Dünyevî Meşgûliyetten Yüz Çeviren âlimdir!
Bir gün Ceriri hazretlerine; "Tasavvuf nedir?" dediler. "Tasavvuf, sulhu olmayan bir cenktir. Yâni, tasavvuf talep ve sulh ile ele geçmez. Ancak nefisle muhârebe neticesinde gerçekleşir" buyurdu. Başka bir keresinde de; "Tasavvuf, çirkin ve aşağı her türlü kötü huydan vazgeçmek ve güzel huylarla bezenmektir" buyurdu. "Tasavvuf kalp huzûru, murâkabe ve gönül uyanıklığı ile Allahü teâlâyı zikretmek, sünnete uygun amel etmektir" dedi.

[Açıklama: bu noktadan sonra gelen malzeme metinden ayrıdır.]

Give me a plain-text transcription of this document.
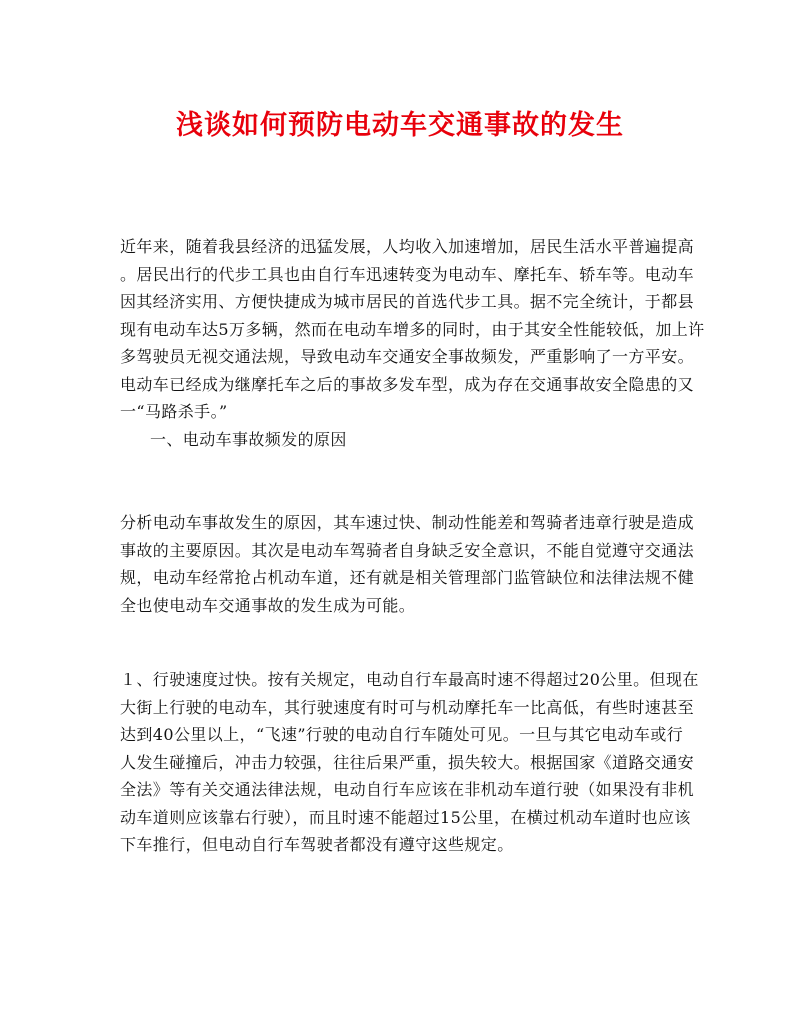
浅谈如何预防电动车交通事故的发生
近年来，随着我县经济的迅猛发展，人均收入加速增加，居民生活水平普遍提高
。居民出行的代步工具也由自行车迅速转变为电动车、摩托车、轿车等。电动车
因其经济实用、方便快捷成为城市居民的首选代步工具。据不完全统计，于都县
现有电动车达5万多辆，然而在电动车增多的同时，由于其安全性能较低，加上许
多驾驶员无视交通法规，导致电动车交通安全事故频发，严重影响了一方平安。
电动车已经成为继摩托车之后的事故多发车型，成为存在交通事故安全隐患的又
一“马路杀手。”
一、电动车事故频发的原因
分析电动车事故发生的原因，其车速过快、制动性能差和驾骑者违章行驶是造成
事故的主要原因。其次是电动车驾骑者自身缺乏安全意识，不能自觉遵守交通法
规，电动车经常抢占机动车道，还有就是相关管理部门监管缺位和法律法规不健
全也使电动车交通事故的发生成为可能。
１、行驶速度过快。按有关规定，电动自行车最高时速不得超过20公里。但现在
大街上行驶的电动车，其行驶速度有时可与机动摩托车一比高低，有些时速甚至
达到40公里以上，“飞速”行驶的电动自行车随处可见。一旦与其它电动车或行
人发生碰撞后，冲击力较强，往往后果严重，损失较大。根据国家《道路交通安
全法》等有关交通法律法规，电动自行车应该在非机动车道行驶（如果没有非机
动车道则应该靠右行驶），而且时速不能超过15公里，在横过机动车道时也应该
下车推行，但电动自行车驾驶者都没有遵守这些规定。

Hikmet ehlindendi. "Allahü teâlâ indinde her şeyin bir hakkı vardır. Allahü teâlânın yanında hakların en yücesi hikmetin hakkıdır. Kim hikmeti (faydalı ilim, fen, sanat, söz, nasihat, din ilmi, mânevi ilim, Peygamber efendimizin sünneti) ehli olmayana bırakırsa, Allahü teâlâ ondan hikmetin hakkını ister" buyururdu.
Bir gün kendisine; "Dinin sermayesi nedir?" diye sordular. Bunun üzerine; "Ârifler, dinin sermâyesinin bâtıni ve zâhiri olmak üzere birtakım esaslar üzerine söz birliği etmişlerdir. Bunlardan bâtıni olanları; Allahü teâlânın sevgisi, O'ndan uzak kalma korkusu, O'nu görememe endişesi ve O'na ulaşma ümididir. Zâhiri olanlar ise; doğru sözlülük, cömertlik, alçak gönüllülük, başkasına eziyet vermemek, nefsin isteklerine sabırdır" buyurdu.
Ameline (yaptığı ibâdet ve iyi işlere) güvenenleri ikâz edip uyarır hattâ onlara; "Kim amelinin kendisini kurtaracağını zannederse, yolunu şaşırır. Çünkü Peygamber efendimiz; (Sizden hiçbirinizi ameli kurtaramaz) buyurmuştur. İnsanı korktuğundan kurtarmayan şey, umduğuna nasıl kavuşturur? Kimin Allahü teâlânın ihsânına güveni tamsa, onun korktuğundan emin, umduğuna nâil olacağı ümid edilir" buyururdu.
"Âlim kimdir?" diye sordular. O; "Âhireti isteyen, dünyâdan, dünyevi meşgûliyetlerden yüz çevirendir" buyurdu. İhlâs hakkında da; "İhlâs, âhiretteki nimet ve azaplara yakinen inanmanın alâmetidir. İbâdetlerdeki riyâ, gösteriş de, âhiretteki nimet ve azaplara inanmakta tereddüd olduğunun alâmetidir" buyurdu.